Smarzowski Wesele 2. Robert Więckiewicz gra ojca Panny Młodej

Robert Więckiewicz gra ojca Panny Młodej; biznesmena, który prowadzi szemrane interesy
Smarzowski Wesele 2. Michalina Łabacz i Przemysław Przestrzelski

Michalina Łabacz i Przemysław Przestrzelski. Michalina, jak paru innych aktorów Wesela, grała już wcześniej u Smarzowskiego.

Akcja Wesela toczy się na dwóch planach – podczas II wojny światowej i współcześnie. Reżyser pokazuje zło i dobro w przeszłości i dzisiaj. Akcentując zło. Smarzowski nie byłby sobą, gdyby nie wyjaskrawił patologii.
Po porażającej sekwencji ukazującej mord w Jedwabnem, w części współczesnej pojawia się stary Żyd, który mówi: „W Jedwabnem były dwie stodoły. W jednej Polacy spalili Żydów, w drugiej ich ukrywali. Ja byłem w tej drugiej”. W filmie jest też scena rozstrzelania Polaków za ukrywanie Żydów. Za ten przekaz bardzo Smarzowskiemu dziękuję.

Opowieści, wojenna i współczesna, przenikają się. Łącznikiem jest Polak, który w części historycznej jest zakochany z wzajemnością w żydowskiej dziewczynie, a w wątku współczesnym jest już stulatkiem, dziadkiem Panny Młodej. Między nim a wnuczką jest więź, co ma znaczenie dla dramaturgii filmu. Obie historie mocno angażują uwagę. O sile przekazu, oprócz dobrego aktorstwa, stanowi montaż, który jest w Weselu majstersztykiem.
Są w tym filmie drastyczne, wstrząsające sceny. Nie brak ich również w wątku współczesnym. Te w teraźniejszości są odrażające. Jak można się domyślać, reżyserowi zależało na tym, żeby właśnie tak oddziaływały na widza. Nie każdy będzie w stanie na nie patrzeć (ja nie mogłam). Ale trzeba przyznać, że są one przemyślane i dobrze wkomponowane w narrację. Bez tych scen film nie wywarłby tak potężnego wrażenia.
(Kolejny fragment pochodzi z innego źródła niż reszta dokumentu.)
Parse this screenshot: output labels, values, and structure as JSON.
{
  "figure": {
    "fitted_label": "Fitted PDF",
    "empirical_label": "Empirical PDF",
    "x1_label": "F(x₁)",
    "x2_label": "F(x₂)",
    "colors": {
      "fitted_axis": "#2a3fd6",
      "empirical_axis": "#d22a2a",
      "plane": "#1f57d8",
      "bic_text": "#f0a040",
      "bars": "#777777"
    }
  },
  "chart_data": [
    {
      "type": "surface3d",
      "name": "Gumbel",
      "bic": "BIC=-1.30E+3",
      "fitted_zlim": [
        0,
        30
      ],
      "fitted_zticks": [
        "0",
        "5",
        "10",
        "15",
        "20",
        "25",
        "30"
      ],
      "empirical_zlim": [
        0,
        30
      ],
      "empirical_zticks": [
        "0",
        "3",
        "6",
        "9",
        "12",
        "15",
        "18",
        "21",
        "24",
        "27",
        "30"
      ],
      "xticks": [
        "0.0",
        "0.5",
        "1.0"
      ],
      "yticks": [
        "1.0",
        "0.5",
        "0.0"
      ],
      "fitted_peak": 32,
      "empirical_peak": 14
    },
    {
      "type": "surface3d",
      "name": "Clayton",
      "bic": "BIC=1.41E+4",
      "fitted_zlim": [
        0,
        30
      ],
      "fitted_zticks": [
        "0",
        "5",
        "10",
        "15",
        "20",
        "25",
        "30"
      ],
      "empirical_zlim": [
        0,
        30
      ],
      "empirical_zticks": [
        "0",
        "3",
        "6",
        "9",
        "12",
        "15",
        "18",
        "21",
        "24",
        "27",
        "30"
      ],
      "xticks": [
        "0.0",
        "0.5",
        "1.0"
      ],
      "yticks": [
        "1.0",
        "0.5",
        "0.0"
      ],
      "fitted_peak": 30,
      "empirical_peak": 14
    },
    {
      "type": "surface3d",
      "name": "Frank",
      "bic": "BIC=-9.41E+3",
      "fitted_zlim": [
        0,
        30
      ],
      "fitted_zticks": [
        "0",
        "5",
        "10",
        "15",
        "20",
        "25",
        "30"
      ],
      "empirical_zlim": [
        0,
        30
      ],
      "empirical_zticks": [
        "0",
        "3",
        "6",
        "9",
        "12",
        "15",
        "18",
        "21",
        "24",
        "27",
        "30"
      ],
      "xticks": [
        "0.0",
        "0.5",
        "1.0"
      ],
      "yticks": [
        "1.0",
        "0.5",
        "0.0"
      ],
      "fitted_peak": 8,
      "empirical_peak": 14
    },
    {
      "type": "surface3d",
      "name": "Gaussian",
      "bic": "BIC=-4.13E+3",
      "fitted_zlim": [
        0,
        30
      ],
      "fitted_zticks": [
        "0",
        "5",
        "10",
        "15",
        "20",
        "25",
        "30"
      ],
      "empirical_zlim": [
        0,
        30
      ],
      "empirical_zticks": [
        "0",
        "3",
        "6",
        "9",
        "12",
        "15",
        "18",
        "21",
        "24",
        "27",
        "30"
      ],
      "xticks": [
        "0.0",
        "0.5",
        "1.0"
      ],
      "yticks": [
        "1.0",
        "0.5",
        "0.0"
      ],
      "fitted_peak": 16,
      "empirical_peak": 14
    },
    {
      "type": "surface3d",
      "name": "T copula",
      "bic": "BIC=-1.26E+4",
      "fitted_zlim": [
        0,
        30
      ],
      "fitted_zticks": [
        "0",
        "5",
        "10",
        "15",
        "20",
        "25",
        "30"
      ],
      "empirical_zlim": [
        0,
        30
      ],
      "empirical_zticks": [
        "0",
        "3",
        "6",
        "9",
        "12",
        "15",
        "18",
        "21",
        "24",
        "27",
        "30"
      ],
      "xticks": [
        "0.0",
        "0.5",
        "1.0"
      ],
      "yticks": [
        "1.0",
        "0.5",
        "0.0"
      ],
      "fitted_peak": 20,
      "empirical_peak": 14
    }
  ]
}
Smarzowski Wesele 2. Kadr z filmu

Obok znanych aktorów – Roberta Więckiewicza, Agaty Kuleszy, Andrzeja Chyry, Arkadiusza Jakubika, Tomasza Schuchardta, Michaliny Łabacz (odtwórczyni głównej roli w Wołyniu) i zmarłego w 2020 r. nestora trójmiejskich aktorów Ryszarda Ronczewskiego – bardzo ładnie zagrali młodzi, nieznani jeszcze szerzej aktorzy: Mateusz Więcławek i Agata Turkot, którzy odtwarzają głównych bohaterów w młodości.
Smarzowski twierdzi, że Wesele jest filmem o miłości (to samo mówił o Wołyniu). I ja się z nim zgadzam. Siłą rzeczy, na pierwszy plan wybijają się czasy, w których zrodziło się to uczucie. Ale jest to również film o wielkiej miłości. To wybitny film!